L'Union européenne a adopté, ce lundi (23.10.2023), un cadre juridique qui ouvre la voie à des sanctions contre des personnalités et organisations, qui s'opposent à la démocratie et au retour à l'ordre constitutionnel.
Ces sanctions vont consister en un gel de leurs avoirs dans l'Union européenne, une interdiction de mise à disposition de fonds, et une interdiction de pénétrer sur le territoire de l'UE.
"Nos priorités sont claires : libération du Président Mohamed Bazoum et de sa famille, retour à l'ordre constitutionnel, appui à la population", a posté Josep Borrell, responsable de la politique étrangère de l'UE sur X, ex-Twitter.
Pour l'instant, aucun nom n'est avancé. Il s'agit juste d'un cadre réglementaire.
Les 27 avaient fermement condamné la prise de pouvoir, le 26 juillet, par les militaires.
Dans la foulée du putsch, Bruxelles avait suspendu son aide budgétaire au pays et cessé toute coopération sécuritaire.
Mais l'analyste Kag Sanoussi ne croit pas à l'efficacité d'éventuelles sanctions.
"Aucune décision ne fait plier un pouvoir en place. Les sanctions de la Cédéao sont les sanctions les plus dures. Mais aujourd'hui, le Niger continue, certes avec des difficultés. Je ne pense pas que les sanctions permettent de changer radicalement la face d'un pays. Les sanctions sont des éléments qui peuvent entrer dans la négociation. "
Maintenir la pression
Pour le chercheur Seidik Abba, l'annonce d'éventuelles sanctions traduit toutefois un certain agacement de la part des Européens.

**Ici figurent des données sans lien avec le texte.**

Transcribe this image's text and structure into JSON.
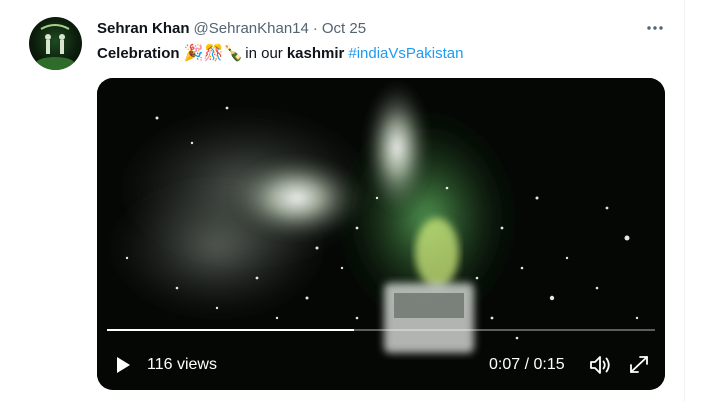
{
  "tweet": {
    "author_name": "Sehran Khan",
    "author_handle": "@SehranKhan14",
    "separator": "·",
    "date": "Oct 25",
    "text_bold_1": "Celebration",
    "emojis": "🎉🎊🍾",
    "text_plain_1": "in our",
    "text_bold_2": "kashmir",
    "hashtag": "#indiaVsPakistan",
    "more_icon": "more-horizontal-icon"
  },
  "video": {
    "views": "116 views",
    "time": "0:07 / 0:15",
    "progress": 0.45,
    "play_icon": "play-icon",
    "volume_icon": "volume-icon",
    "fullscreen_icon": "fullscreen-icon"
  },
  "colors": {
    "text": "#0f1419",
    "secondary": "#536471",
    "link": "#1d9bf0"
  }
}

"Nous sommes à quelques jours du troisième mois du coup d'Etat militaire et on n'a aucune visibilité ni sur la période de transition, ni sur les modalités de la transition, ni sur le devenir politique du Niger. Je ne suis pas étonné. Après avoir perdu patience, cette décision de sanctionner me semble être un élément de pression pour accélérer le calendrier d'un retour à l'ordre constitutionnel normal."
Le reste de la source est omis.